Le seul précédent qui existe remonte à la fin des années 60. Un comité conjoint des deux chambres avait été formé pour étudier la conduite du juge ontarien Léo Landreville. Il avait recommandé aux parlementaires la destitution du magistrat.

« Mais ce juge a démissionné avant que le vote ait lieu au Sénat et à la Chambre des communes », explique l’expert en droit constitutionnel Pierre Thibault.

« Un juge peut être destitué pour un motif grave, c’est l’article 99 de la Loi constitutionnelle de 1867. Et une fois que le Conseil de la magistrature a fait enquête, il remet son rapport au ministre fédéral de la Justice. »

Dans le cas du juge Michel Girouard, si le Conseil canadien de la magistrature recommande maintenant sa destitution, il n’a pas toujours eu cette position.

Il y a quelques années, le Conseil avait d’abord blanchi le magistrat, même si un comité avait conclu que la manière dont le juge s’était conduit durant une enquête indiquait une absence d’intégrité et de crédibilité si sérieuse « qu’elle portait atteinte à la confiance du public à son égard à titre de juge ».

Inquiétées par les conclusions de l’enquête sur le juge Girouard, les ministres de la Justice fédérale et provinciale de l’époque, Jody Wilson-Raybould et Stéphanie Vallée, avaient alors demandé au Conseil canadien de la magistrature d’en tenir une seconde.

Le deuxième rapport du Conseil soumis en février 2018 à la ministre de l’époque, Jody Wilson-Raybould, est arrivé à une conclusion sans équivoque.

« L'intégrité du juge a été fatalement compromise et (...) la confiance du public envers la magistrature a été ébranlée au point où cela justifie une recommandation de révocation », est-il écrit dans le rapport.

L’étape suivante aurait été normalement de soumettre à la Chambre des communes et au Sénat le rapport du Conseil pour que les parlementaires puissent l’étudier et se prononcer.

Mais entre-temps, le juge Girouard s’est adressé à la Cour fédérale pour faire invalider la procédure de révocation amorcée par le Conseil.

Ses avocats ont notamment allégué que « des pans de preuves pertinentes » n’ont pu être pris en considération par le Conseil, parce que la plupart des juges qui y siègent n’étaient pas en mesure de comprendre le français.

Trois juges dissidents avaient d’ailleurs exprimé leurs préoccupations dans le rapport remis à la ministre : « Nous estimons que le droit du juge Girouard à une audience équitable n’a pas été respecté ». Ils ajoutent : « Il est notoire qu’un nombre significatif des membres du Conseil (...) ne parlent pas, ni ne comprennent, la langue française ».

La Cour fédérale a tout de même débouté le juge Girouard.
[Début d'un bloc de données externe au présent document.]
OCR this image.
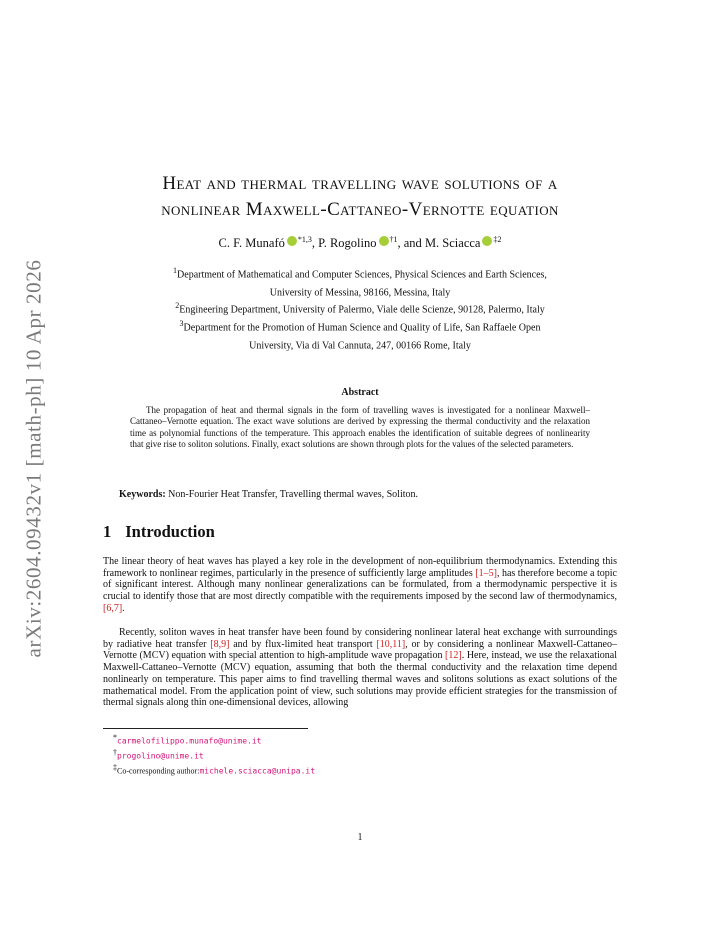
arXiv:2604.09432v1 [math-ph] 10 Apr 2026
Heat and thermal travelling wave solutions of a
nonlinear Maxwell-Cattaneo-Vernotte equation
C. F. Munafó $^{*1,3}$, P. Rogolino $^{\dagger 1}$, and M. Sciacca $^{\ddagger 2}$

$^1$Department of Mathematical and Computer Sciences, Physical Sciences and Earth Sciences,

University of Messina, 98166, Messina, Italy

$^2$Engineering Department, University of Palermo, Viale delle Scienze, 90128, Palermo, Italy

$^3$Department for the Promotion of Human Science and Quality of Life, San Raffaele Open

University, Via di Val Cannuta, 247, 00166 Rome, Italy

Abstract
The propagation of heat and thermal signals in the form of travelling waves is investigated for a nonlinear Maxwell–Cattaneo–Vernotte equation. The exact wave solutions are derived by expressing the thermal conductivity and the relaxation time as polynomial functions of the temperature. This approach enables the identification of suitable degrees of nonlinearity that give rise to soliton solutions. Finally, exact solutions are shown through plots for the values of the selected parameters.
Keywords: Non-Fourier Heat Transfer, Travelling thermal waves, Soliton.
1 Introduction

The linear theory of heat waves has played a key role in the development of non-equilibrium thermodynamics. Extending this framework to nonlinear regimes, particularly in the presence of sufficiently large amplitudes [1–5], has therefore become a topic of significant interest. Although many nonlinear generalizations can be formulated, from a thermodynamic perspective it is crucial to identify those that are most directly compatible with the requirements imposed by the second law of thermodynamics, [6,7].

Recently, soliton waves in heat transfer have been found by considering nonlinear lateral heat exchange with surroundings by radiative heat transfer [8,9] and by flux-limited heat transport [10,11], or by considering a nonlinear Maxwell-Cattaneo–Vernotte (MCV) equation with special attention to high-amplitude wave propagation [12]. Here, instead, we use the relaxational Maxwell-Cattaneo–Vernotte (MCV) equation, assuming that both the thermal conductivity and the relaxation time depend nonlinearly on temperature. This paper aims to find travelling thermal waves and solitons solutions as exact solutions of the mathematical model. From the application point of view, such solutions may provide efficient strategies for the transmission of thermal signals along thin one-dimensional devices, allowing

*carmelofilippo.munafo@unime.it

†progolino@unime.it

‡Co-corresponding author:michele.sciacca@unipa.it

1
Ce dernier se tourne maintenant vers la Cour d’appel fédérale, qui entendra sa cause l’an prochain.

Pour ajouter à la complexité de l’affaire, le Conseil soutient que la Cour fédérale n’a pas compétence pour examiner les recommandations concernant la révocation des juges.

L’affaire Girouard, qui a presque sombré dans l’oubli, s’étire encore.

D’autres millions et une date magique?

Les nombreux recours entamés par le juge Michel Girouard, qui ont déjà coûté près de 5 millions de dollars aux contribuables canadiens, ont de quoi irriter la magistrature qui craint pour son image.

« Il est raisonnable de dire qu’il y a un malaise », admet Norman Sabourin, le directeur général du Conseil canadien de la magistrature.

Il faut savoir que tous les frais juridiques engendrés par un juge sont payés par le gouvernement fédéral. C’est ce que prévoit la Loi sur les juges. Les frais d'avocats du juge Girouard lui sont donc remboursés en totalité.

« C’est sûr que les gens qui regardent les délais et les coûts doivent se dire : "Comment peut-on avoir confiance dans un processus qui prend tant de temps et qui est inefficace?" »

Mais il y a plus. Le 30 septembre 2020, cela fera 10 ans que Michel Girouard a rejoint les rangs de la magistrature.

La Loi sur les juges stipule qu’après 10 ans de service, un juge d’une Cour supérieure peut toucher une pension à vie d’au moins 155 000 $ par année. Si les procédures s’étirent jusque-là, il pourra être admissible à cette pension.

Réformer un système « inefficace »

« On craint la grogne du public », indique une source dans l’entourage de la magistrature. « On veut éviter d’autres controverses de ce genre. »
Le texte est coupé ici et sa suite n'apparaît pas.